Remix.run Logo
jdidrirjrjo 2 hours ago

> We backed up Spotify (metadata and music files) ....(~300TB),

https://annas-archive.gl/blog/backing-up-spotify.html

But it is not ok to scrape our data!

Micanthus 2 hours ago | parent | next [-]

The page specifically says it's okay for bots to scrape from Anna's Archive, she just asks they do it in bulk to not overload the servers:

"""

> We are a non-profit project with two goals:

> 1. Preservation: Backing up all knowledge and culture of humanity.

> 2. Access: Making this knowledge and culture available to anyone in the world (including robots!).

[. . .]

  * Our website has CAPTCHAs to prevent machines from overloading our resources, but all our data can be downloaded in bulk:

  * All our HTML pages (and all our other code) can be found in our [GitLab repository](https://software.annas-archive.gl/).

  * All our metadata and full files can be downloaded from our [Torrents page](/torrents), particularly `aa_derived_mirror_metadata`.
  
  * All our torrents can be programatically downloaded from our [Torrents JSON API](https://annas-archive.gl/dyn/torrents.json).
"""
the_af 2 hours ago | parent | prev | next [-]

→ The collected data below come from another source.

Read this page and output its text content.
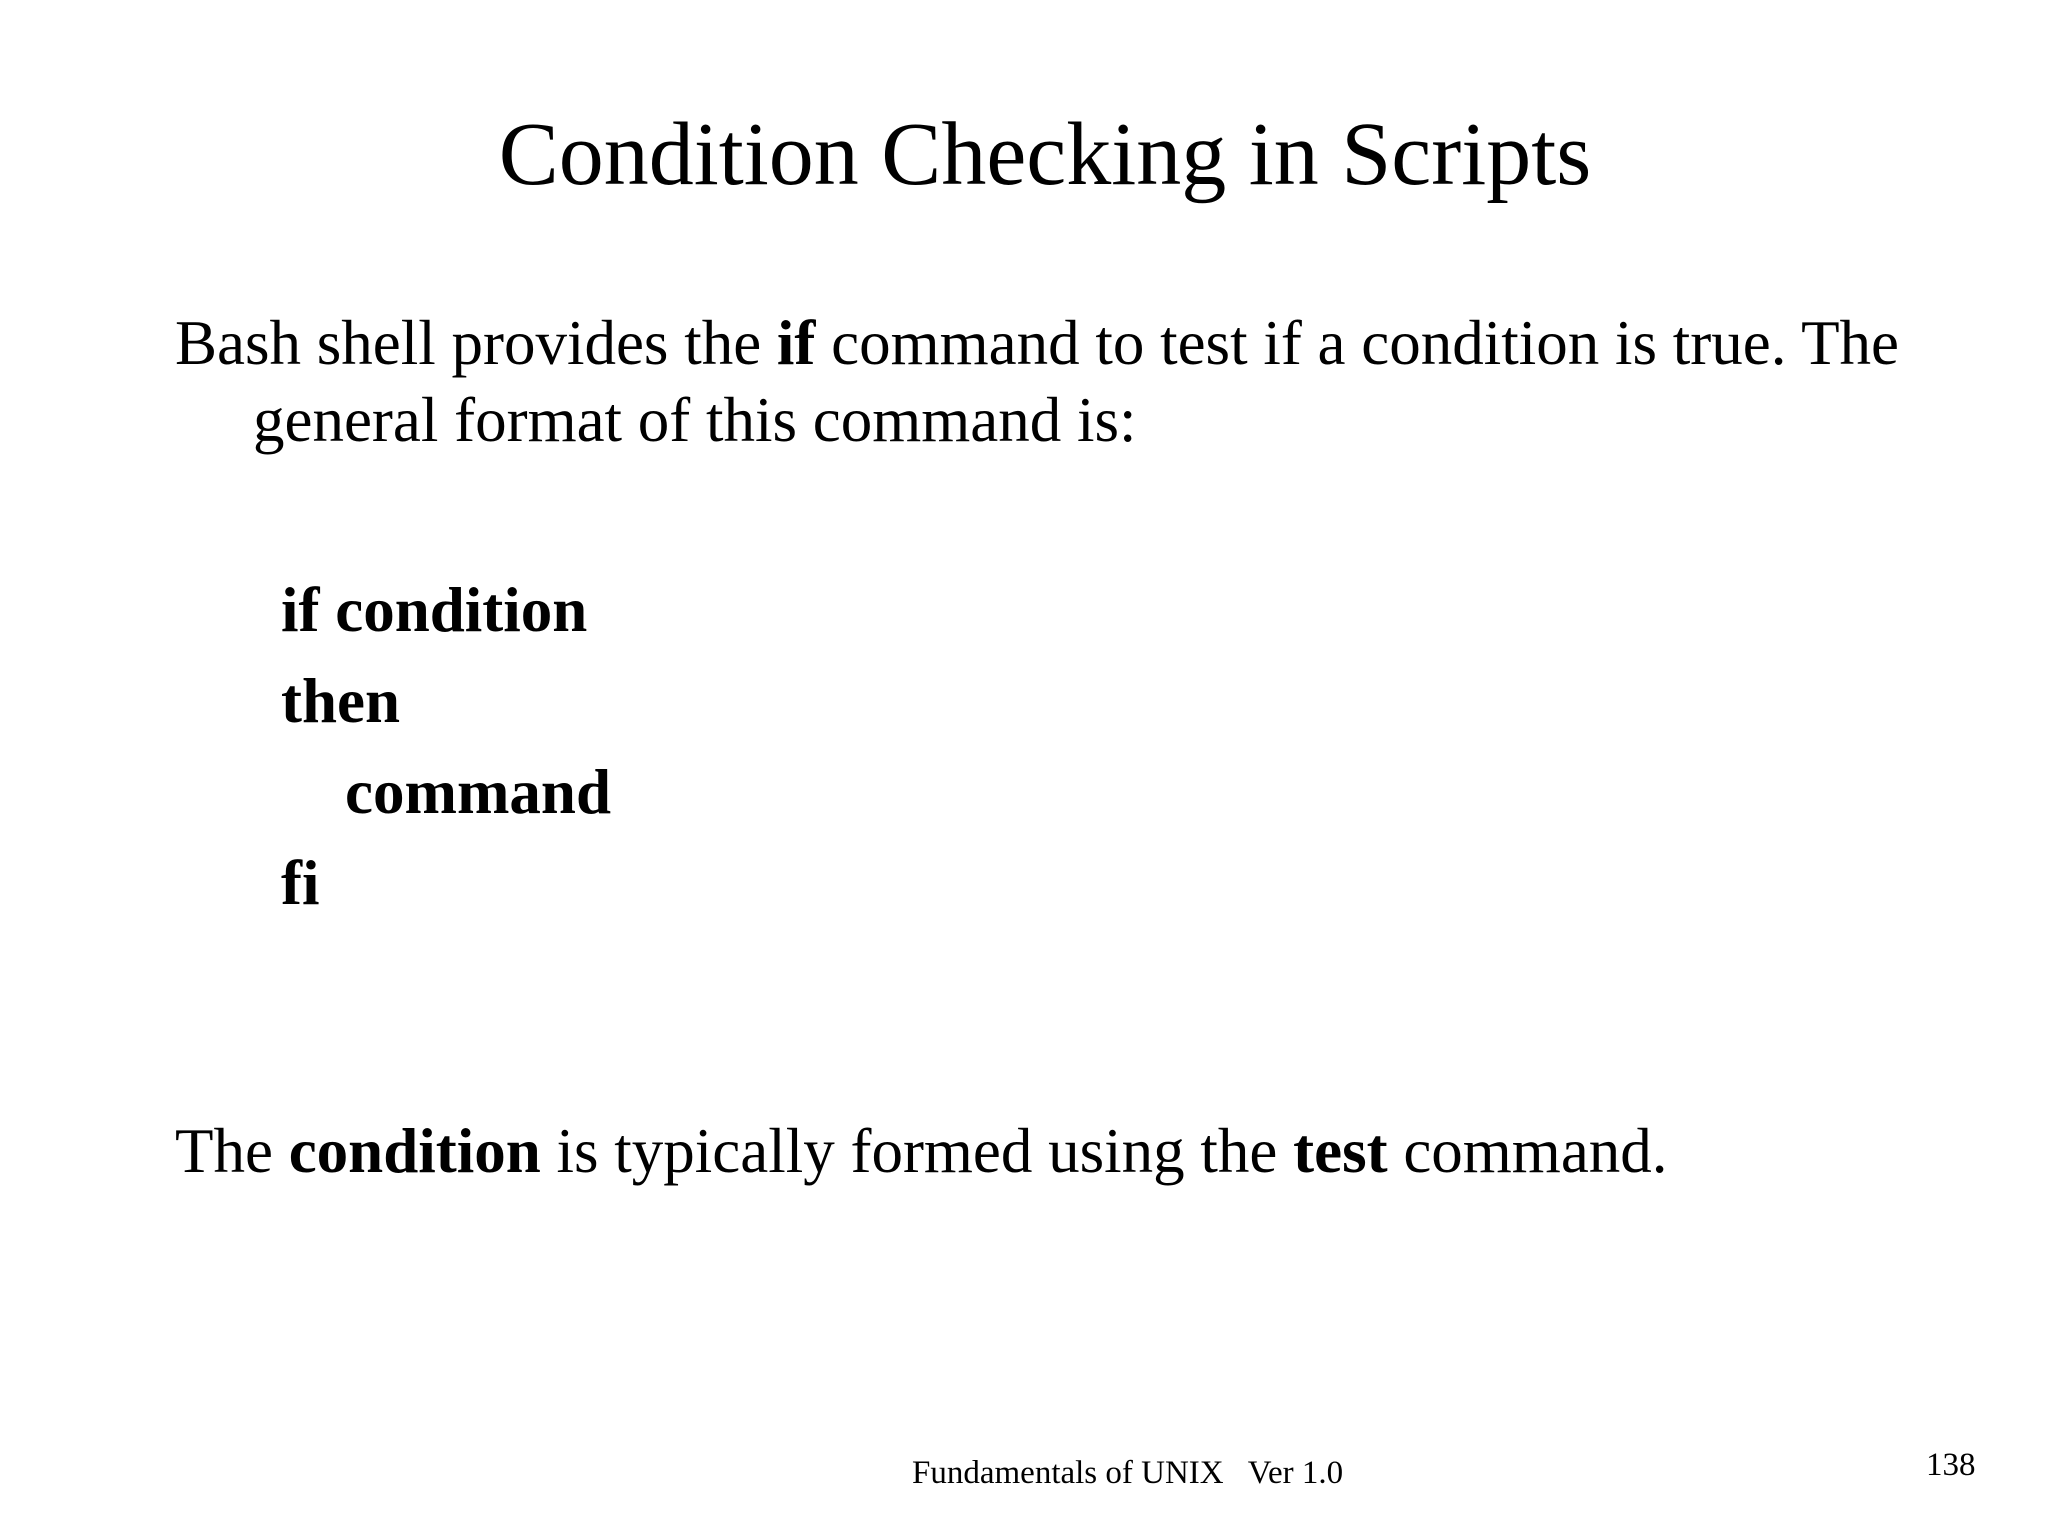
Condition Checking in Scripts
Bash shell provides the if command to test if a condition is true. The general format of this command is:
if condition
then
command
fi
The condition is typically formed using the test command.
Fundamentals of UNIX   Ver 1.0	138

> But it is not ok to scrape our data!

They want people and LLMs to download their data, which is why they point to the more efficient ways of doing so. They are not blocking access to the data, they just reroute it.

If you're going to create a last minute account to criticize something, it pays to at least read what you're criticizing.

_ink_ 2 hours ago | parent | prev [-]

I mean, if Spotify would provide a nice way to download their music (which they also pirated back in the days when they had no money but an idea) annas archive would not need to use scraping.

jdidrirjrjo 2 hours ago | parent [-]

[flagged]

petu 2 hours ago | parent | next [-]

It's digital copies, no real damage is done.

AA asks you to not scrape them because of server load and provides torrents to download everything in more efficient manner.

the_af 2 hours ago | parent | prev [-]

Unlike Spotify, AA is a nonprofit. It's more urgent for them to prevent costly extraction of data. Spotify can do this too, if they so wanted.

It's not about consent, obviously AA is infringing.

BTW, why did you create a last minute account just to criticize AA?